A small comment on your research: keep in mind that the expansion coefficients (just like e.g. Mulliken charges) may become ill-conditioned in the complete basis set limit. Predicting these with machine learning would amount to predicting practically random numbers (with only a few well-defined linear combinations). This means you have to make careful choices in terms of basis set.

[linminhtoo]

Sorry, I'm not too actively following up the issues here. The newer IOData has an improved API to represent the ordering of the orbitals when loading a wavefunction from disk. Many people have contributed loaders for different wavefunction formats, and both Molden anf FCHK files generated with recent Psi4 versions should work well.

A small comment on your research: keep in mind that the expansion coefficients (just like e.g. Mulliken charges) may become ill-conditioned in the complete basis set limit. Predicting these with machine learning would amount to predicting practically random numbers (with only a few well-defined linear combinations). This means you have to make careful choices in terms of basis set.

Hey, thanks so much for your reply! I'll have a look at those.

Regarding your 2nd point, could you elaborate a bit more, or perhaps share any references further explaining this phenomenon? I am trying to predict the converged molecular coefficient matrix at the cc-pVDZ basis set, would that fall into this problem?

[tovrstra]

I would guess cc-pVDZ is on the safe side. Things will become more problematic with diffuse functions, e.g. Aug-cc-pVDZ.

There are quite a few papers showing the deficiencies of Mulliken charges, which suggest the same problem arises with the underlying orbital coefficients. Just to name an old paper of mine: https://biblio.ugent.be/publication/1997717 In figure 7, Mulliken charges of a dipeptide vary rather wildly as a function of a torsional scan. Given that other methods show much more modest trends, these big swings are a bit suspect.

In the end, for your work, the condition number of the overlap matrix is the key parameter to check. When that condition number becomes large, the orbital coefficient will become very sensitive to small changes in anything (geometry, level of theory, integration grids, ...), simply because the basis set is degenerate. If the coefficients are not robust, predicting them will become hard for just numerical reasons. One way to circumvent this issue, is to train your ML model that for wavefunctions using robust observables as training data. That way, it is ok not to predict flaky expansion coefficients exactly, as long as the observables come out right.

[PaulWAyers]

@tovrstra has a good point: the overlap matrix will tell you whether the MO coefficients are extremely sensitive to small changes.
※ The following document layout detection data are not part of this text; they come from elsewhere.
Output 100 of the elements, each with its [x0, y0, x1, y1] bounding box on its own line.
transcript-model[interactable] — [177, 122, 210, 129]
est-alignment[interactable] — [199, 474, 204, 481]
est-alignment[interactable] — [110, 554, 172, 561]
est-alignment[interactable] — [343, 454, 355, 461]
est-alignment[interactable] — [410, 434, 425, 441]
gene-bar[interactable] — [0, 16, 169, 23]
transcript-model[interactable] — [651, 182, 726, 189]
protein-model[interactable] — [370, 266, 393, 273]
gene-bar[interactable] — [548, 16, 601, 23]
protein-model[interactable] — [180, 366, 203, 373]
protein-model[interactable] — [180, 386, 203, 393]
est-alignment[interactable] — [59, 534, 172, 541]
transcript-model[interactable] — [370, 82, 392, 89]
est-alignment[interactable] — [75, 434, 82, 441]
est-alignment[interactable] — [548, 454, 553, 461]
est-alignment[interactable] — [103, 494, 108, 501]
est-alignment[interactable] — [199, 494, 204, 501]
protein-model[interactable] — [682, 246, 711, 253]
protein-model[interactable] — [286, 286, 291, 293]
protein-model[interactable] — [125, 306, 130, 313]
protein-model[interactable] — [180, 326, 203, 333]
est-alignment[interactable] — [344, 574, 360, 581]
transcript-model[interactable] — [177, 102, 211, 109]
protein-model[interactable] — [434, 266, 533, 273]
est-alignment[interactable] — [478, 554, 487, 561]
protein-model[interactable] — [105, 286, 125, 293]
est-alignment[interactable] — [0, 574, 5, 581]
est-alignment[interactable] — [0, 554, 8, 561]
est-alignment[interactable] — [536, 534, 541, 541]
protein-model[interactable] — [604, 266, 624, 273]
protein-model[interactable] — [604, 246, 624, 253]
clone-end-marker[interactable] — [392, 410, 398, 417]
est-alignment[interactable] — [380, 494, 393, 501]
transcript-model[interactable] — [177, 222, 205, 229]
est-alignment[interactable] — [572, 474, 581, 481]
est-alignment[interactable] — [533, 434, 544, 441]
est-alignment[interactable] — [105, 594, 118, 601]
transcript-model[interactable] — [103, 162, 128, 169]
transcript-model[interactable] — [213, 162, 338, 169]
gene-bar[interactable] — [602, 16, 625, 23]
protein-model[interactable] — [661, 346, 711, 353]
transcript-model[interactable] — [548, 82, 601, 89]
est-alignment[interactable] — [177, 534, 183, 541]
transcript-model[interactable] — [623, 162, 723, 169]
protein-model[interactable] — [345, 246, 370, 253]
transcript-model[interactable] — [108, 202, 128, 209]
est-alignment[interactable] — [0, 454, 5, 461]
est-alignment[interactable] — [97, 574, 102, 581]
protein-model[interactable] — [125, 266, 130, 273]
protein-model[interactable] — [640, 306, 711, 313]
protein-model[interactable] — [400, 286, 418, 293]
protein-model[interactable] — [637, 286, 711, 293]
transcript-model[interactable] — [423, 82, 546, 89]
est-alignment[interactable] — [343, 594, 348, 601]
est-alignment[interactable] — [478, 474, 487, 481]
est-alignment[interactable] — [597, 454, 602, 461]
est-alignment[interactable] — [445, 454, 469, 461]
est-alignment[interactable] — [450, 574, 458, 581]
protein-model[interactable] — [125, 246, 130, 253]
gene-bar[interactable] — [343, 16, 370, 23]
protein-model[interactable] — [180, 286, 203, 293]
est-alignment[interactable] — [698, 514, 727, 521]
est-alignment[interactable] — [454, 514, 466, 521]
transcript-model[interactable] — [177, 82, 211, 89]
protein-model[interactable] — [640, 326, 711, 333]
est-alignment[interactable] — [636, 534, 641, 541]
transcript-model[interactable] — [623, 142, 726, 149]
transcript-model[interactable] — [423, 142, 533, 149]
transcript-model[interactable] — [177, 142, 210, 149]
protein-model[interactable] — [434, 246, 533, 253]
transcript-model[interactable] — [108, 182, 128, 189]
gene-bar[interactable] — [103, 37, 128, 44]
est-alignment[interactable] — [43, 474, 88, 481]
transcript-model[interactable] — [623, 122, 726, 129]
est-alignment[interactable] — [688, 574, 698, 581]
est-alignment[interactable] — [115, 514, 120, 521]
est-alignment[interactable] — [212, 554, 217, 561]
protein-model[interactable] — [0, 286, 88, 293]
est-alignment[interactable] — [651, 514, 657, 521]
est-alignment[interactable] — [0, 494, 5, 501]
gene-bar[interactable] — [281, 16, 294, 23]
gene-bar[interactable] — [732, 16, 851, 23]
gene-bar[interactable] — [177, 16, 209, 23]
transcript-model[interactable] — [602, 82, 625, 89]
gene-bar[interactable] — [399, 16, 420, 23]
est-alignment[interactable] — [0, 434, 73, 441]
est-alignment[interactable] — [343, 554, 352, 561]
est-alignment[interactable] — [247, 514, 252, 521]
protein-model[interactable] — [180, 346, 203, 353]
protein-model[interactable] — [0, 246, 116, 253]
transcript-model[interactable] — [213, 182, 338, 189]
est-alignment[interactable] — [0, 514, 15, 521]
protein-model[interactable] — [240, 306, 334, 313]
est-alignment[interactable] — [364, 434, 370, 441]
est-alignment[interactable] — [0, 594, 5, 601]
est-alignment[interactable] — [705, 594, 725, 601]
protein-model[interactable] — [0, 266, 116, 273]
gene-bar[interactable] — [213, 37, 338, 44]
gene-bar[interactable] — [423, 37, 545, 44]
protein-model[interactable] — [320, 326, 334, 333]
Note, @linminhtoo , that the problem you're describing is already ill-defined, because the MO coefficients change drastically (but immaterially) when the molecule is rotated in space. For example, the key contribution to $\sigma$ bonds in a diatomic will shift from the $p_z$ basis functions to the $p_x$ basis functions when the molecule is alligned along the $x$ axis instead of the $z$ axis. So I'm not even sure that orbital ordering is relevant, honestly, because changes in rotation effectively convert different orders into each other.

One could argue that the issue is even worse than this in Hartree-Fock and DFT, because unitary transformations of the occupied molecular orbitals do not change any observable property.

There are tricks to try to fix this (trying to make MO coefficients as sparse as possible) but I would endorse @tovrstra 's advice: use observables. I can't actually think of any case where MOs are directly useful where there isn't an observable, derived from te MOs, that achieves the same objectives.